Glacier Bancorp, Inc. is a regional bank holding company providing commercial banking services in 82 communities in Montana, Idaho, Utah, Washington, Wyoming and Colorado. Glacier Bancorp, Inc. is headquartered in Kalispell, Montana, and is the parent company for Glacier Bank, Kalispell and Bank divisions First Security Bank of Missoula; Valley Bank of Helena; Big Sky Western Bank, Bozeman; Western Security Bank, Billings; and First Bank of Montana, Lewistown, all operating in Montana; as well as Mountain West Bank, Coeur d'Alene, operating in Idaho, Utah and Washington; Citizens Community Bank, Pocatello, operating in Idaho; 1st Bank, Evanston, operating in Wyoming and Utah; First Bank of Wyoming, Powell, and First State Bank, Wheatland, each operating in Wyoming; North Cascades Bank, Chelan, operating in Washington; and Bank of the San Juans, Durango, operating in Colorado.
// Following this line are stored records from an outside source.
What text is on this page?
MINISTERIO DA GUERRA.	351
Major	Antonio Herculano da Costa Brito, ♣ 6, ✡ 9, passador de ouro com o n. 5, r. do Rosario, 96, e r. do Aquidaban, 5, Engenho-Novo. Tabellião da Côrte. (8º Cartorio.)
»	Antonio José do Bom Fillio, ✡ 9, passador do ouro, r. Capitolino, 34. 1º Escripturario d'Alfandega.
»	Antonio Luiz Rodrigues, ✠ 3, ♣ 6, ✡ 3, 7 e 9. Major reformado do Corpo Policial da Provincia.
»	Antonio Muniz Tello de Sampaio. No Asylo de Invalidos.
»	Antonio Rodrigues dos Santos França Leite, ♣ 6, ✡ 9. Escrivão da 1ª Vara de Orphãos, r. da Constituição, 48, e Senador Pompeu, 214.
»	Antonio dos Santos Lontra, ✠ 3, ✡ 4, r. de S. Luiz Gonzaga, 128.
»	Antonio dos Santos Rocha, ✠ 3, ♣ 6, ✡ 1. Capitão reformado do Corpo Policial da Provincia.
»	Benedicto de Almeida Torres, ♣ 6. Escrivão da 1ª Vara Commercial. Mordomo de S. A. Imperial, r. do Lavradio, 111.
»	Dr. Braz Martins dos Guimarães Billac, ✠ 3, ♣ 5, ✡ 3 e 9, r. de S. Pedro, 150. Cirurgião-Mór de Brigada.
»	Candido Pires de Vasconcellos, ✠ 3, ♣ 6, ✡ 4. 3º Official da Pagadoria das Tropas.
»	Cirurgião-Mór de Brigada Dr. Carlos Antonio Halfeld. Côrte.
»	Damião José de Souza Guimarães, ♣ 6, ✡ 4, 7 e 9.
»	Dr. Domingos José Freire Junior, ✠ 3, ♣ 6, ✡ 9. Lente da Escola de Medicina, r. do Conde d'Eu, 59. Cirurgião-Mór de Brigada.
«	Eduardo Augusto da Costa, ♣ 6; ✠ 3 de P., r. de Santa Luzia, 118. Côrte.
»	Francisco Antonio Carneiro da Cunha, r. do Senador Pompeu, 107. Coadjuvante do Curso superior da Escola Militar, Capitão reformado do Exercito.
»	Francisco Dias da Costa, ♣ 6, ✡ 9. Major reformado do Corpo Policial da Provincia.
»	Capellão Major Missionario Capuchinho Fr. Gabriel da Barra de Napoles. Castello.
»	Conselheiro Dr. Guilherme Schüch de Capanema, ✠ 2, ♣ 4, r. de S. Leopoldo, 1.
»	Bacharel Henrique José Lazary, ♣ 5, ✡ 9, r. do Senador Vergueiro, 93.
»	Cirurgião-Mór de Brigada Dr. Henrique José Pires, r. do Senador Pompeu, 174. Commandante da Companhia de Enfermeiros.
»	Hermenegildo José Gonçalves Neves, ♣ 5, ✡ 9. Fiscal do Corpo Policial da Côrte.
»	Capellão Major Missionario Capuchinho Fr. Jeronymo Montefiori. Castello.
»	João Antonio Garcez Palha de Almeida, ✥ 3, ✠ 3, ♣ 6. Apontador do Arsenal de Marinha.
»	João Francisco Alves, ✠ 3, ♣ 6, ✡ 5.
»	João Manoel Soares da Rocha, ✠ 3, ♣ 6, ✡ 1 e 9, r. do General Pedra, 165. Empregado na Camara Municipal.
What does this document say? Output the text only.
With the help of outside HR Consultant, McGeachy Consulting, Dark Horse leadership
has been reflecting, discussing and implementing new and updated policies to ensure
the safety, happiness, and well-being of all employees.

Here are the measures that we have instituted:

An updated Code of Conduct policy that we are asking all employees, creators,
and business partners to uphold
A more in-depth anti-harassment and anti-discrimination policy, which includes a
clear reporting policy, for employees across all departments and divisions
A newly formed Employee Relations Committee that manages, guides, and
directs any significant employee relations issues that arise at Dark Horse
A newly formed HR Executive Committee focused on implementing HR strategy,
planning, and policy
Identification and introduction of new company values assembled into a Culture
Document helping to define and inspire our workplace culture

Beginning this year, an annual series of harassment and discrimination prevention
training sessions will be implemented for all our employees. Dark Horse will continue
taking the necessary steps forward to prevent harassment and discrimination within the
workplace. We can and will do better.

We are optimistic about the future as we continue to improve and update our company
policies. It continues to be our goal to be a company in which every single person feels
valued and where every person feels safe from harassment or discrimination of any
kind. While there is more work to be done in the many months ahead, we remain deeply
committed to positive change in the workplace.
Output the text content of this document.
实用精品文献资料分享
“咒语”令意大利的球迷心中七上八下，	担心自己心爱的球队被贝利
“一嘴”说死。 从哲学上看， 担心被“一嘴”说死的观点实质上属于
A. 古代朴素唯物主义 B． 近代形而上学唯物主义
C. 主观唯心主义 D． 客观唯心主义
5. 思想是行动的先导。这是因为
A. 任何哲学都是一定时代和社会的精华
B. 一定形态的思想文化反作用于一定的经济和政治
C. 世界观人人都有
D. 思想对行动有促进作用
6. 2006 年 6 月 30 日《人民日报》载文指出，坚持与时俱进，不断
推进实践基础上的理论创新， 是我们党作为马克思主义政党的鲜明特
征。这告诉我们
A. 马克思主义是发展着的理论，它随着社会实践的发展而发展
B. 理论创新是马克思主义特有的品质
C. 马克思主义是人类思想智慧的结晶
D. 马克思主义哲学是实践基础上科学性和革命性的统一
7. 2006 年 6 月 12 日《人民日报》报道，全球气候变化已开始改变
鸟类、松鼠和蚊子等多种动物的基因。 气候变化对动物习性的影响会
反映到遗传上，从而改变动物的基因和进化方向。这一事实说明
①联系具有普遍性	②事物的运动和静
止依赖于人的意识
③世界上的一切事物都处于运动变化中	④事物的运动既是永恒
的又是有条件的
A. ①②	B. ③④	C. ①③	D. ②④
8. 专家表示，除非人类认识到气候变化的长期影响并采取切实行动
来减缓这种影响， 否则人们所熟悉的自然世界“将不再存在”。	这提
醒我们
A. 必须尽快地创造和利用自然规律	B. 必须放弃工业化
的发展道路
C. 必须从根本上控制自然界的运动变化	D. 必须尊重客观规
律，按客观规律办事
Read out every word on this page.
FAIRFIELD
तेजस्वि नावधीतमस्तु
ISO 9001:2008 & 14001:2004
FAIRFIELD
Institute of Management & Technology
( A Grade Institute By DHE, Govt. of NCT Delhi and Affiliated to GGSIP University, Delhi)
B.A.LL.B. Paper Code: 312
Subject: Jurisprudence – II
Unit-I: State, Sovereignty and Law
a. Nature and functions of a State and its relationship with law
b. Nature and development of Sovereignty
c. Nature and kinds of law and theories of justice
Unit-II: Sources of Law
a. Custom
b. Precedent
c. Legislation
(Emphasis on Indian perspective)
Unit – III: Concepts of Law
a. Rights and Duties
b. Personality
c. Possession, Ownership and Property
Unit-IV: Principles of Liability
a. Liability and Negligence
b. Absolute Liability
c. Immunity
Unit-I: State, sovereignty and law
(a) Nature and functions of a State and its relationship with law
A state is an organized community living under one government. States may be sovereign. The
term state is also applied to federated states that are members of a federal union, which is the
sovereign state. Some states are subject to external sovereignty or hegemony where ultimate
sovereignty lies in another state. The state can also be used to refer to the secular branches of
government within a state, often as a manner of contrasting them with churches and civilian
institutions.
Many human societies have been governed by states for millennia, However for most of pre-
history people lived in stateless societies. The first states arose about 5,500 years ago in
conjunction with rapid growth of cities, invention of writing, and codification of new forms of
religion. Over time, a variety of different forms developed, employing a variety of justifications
Visit Glacier's website at http://www.glacierbancorp.com

Forward-Looking Statements

This news release includes forward-looking statements, which describe management's expectations regarding future events and developments such as the benefits of the business combination transaction involving Glacier and Community Bank, continued success of the Glacier's style of banking and the strength of the local economies in which it operates. Future events are difficult to predict, and the expectations described above are necessarily subject to risk and uncertainty that may cause actual results to differ materially and adversely. In addition to discussions about risks and uncertainties set forth from time to time in the Glacier's public filings, factors that may cause actual results to differ materially from those contemplated by such forward looking statements include, among others, the following possibilities: (1) local, national and international economic conditions are less favorable than expected or have a more direct and pronounced effect on Glacier than expected and adversely affect Glacier's ability to continue its internal growth at historical rates and maintain the quality of its earning assets; (2) projected business increases following strategic expansion or opening or acquiring new banks and/or branches are lower than expected; (3) costs or difficulties related to the integration of acquisitions are greater than expected; or (4) legislation or regulatory requirements or changes adversely affect the businesses in which Glacier is engaged.